Bhutanese culture and Buddhist influence go hand-in-hand. The influence of religion is highly visible in every day life and is a major reason for Bhutan’s spiritual and cultural legacy. The hundreds of sacred monasteries, stupas, religious institutions, prayer flags and prayer wheels make Buddhism a faith that nowadays still is very alive and probably always will be in the kingdom. Not only this makes Bhutan a very authentic country; it is also because of the traditional woven garments the people wear, the typical robust yet refined architecture and the splendid cultural festivals which are steeped in Buddhism. All of these combined make Bhutan into a unique cultural setting.
All religious ceremonies and rituals (and there are many!) are regularly performed, with reverence for all of life. All Bhutanese families go on a pilgrimage on auspicious days, offering prayers and butter lamps to the gods of the Himalayas.
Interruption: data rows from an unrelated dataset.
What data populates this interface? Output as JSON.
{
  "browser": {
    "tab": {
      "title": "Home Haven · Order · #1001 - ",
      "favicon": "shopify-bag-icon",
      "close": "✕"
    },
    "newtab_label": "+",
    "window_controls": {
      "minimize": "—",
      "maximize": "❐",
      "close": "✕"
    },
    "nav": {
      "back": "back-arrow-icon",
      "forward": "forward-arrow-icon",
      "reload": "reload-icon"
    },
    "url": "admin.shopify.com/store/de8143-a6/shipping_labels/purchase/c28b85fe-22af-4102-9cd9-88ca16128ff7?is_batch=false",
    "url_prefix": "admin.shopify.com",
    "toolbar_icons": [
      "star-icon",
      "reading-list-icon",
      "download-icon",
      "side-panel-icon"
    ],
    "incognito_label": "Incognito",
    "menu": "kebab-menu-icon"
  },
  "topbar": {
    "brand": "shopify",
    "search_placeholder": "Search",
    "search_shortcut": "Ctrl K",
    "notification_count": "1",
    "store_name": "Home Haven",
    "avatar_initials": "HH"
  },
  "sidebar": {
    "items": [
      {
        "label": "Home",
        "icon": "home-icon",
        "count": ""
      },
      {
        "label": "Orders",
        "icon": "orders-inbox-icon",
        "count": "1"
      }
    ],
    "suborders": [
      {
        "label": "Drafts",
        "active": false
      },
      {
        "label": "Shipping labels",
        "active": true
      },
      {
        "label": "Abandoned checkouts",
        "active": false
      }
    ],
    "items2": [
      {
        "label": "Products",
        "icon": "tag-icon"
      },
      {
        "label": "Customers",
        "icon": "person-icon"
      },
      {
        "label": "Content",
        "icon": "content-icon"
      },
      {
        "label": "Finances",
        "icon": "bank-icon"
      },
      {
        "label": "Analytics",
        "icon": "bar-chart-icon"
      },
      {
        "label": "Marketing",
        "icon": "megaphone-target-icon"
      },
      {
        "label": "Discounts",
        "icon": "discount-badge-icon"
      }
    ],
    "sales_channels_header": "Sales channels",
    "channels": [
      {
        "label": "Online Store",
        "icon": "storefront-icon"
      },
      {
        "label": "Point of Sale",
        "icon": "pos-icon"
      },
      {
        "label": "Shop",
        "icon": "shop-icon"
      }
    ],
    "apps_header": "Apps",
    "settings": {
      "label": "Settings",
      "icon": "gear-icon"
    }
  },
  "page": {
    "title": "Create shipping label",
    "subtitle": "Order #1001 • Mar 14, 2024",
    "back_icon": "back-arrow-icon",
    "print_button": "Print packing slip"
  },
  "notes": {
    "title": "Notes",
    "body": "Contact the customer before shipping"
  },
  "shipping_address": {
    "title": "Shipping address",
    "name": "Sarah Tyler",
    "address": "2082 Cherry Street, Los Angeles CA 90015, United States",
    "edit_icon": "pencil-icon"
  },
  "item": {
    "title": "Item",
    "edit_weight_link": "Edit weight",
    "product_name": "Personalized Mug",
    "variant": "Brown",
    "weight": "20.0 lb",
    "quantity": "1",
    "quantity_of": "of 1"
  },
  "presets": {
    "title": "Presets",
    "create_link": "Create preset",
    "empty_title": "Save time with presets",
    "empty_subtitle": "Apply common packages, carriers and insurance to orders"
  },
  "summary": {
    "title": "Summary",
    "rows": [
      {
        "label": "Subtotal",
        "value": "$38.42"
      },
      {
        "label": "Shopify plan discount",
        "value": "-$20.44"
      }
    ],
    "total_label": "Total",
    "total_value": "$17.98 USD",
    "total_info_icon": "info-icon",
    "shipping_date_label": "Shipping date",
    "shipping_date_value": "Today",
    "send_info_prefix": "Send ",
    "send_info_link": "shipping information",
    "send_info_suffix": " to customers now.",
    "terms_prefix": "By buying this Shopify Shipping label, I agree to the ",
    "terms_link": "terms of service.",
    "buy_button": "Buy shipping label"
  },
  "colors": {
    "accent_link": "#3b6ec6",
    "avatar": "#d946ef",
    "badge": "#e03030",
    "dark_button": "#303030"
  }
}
National and regional festivals coincide with the seasons, happening all year round.
Bhutan might globally be a small country, yet it holds a very strong identity and unity. The rich cultural heritage is strongly promoted by its government. Although modernisation is slowly making its way, generating urban settlements and introducing computers, mobile phones and other Western modernities, most of Bhutans people still live quietly in small remote villages. The predominant way of life are small family farms and Bhutan’s number one occupation is being a farmer.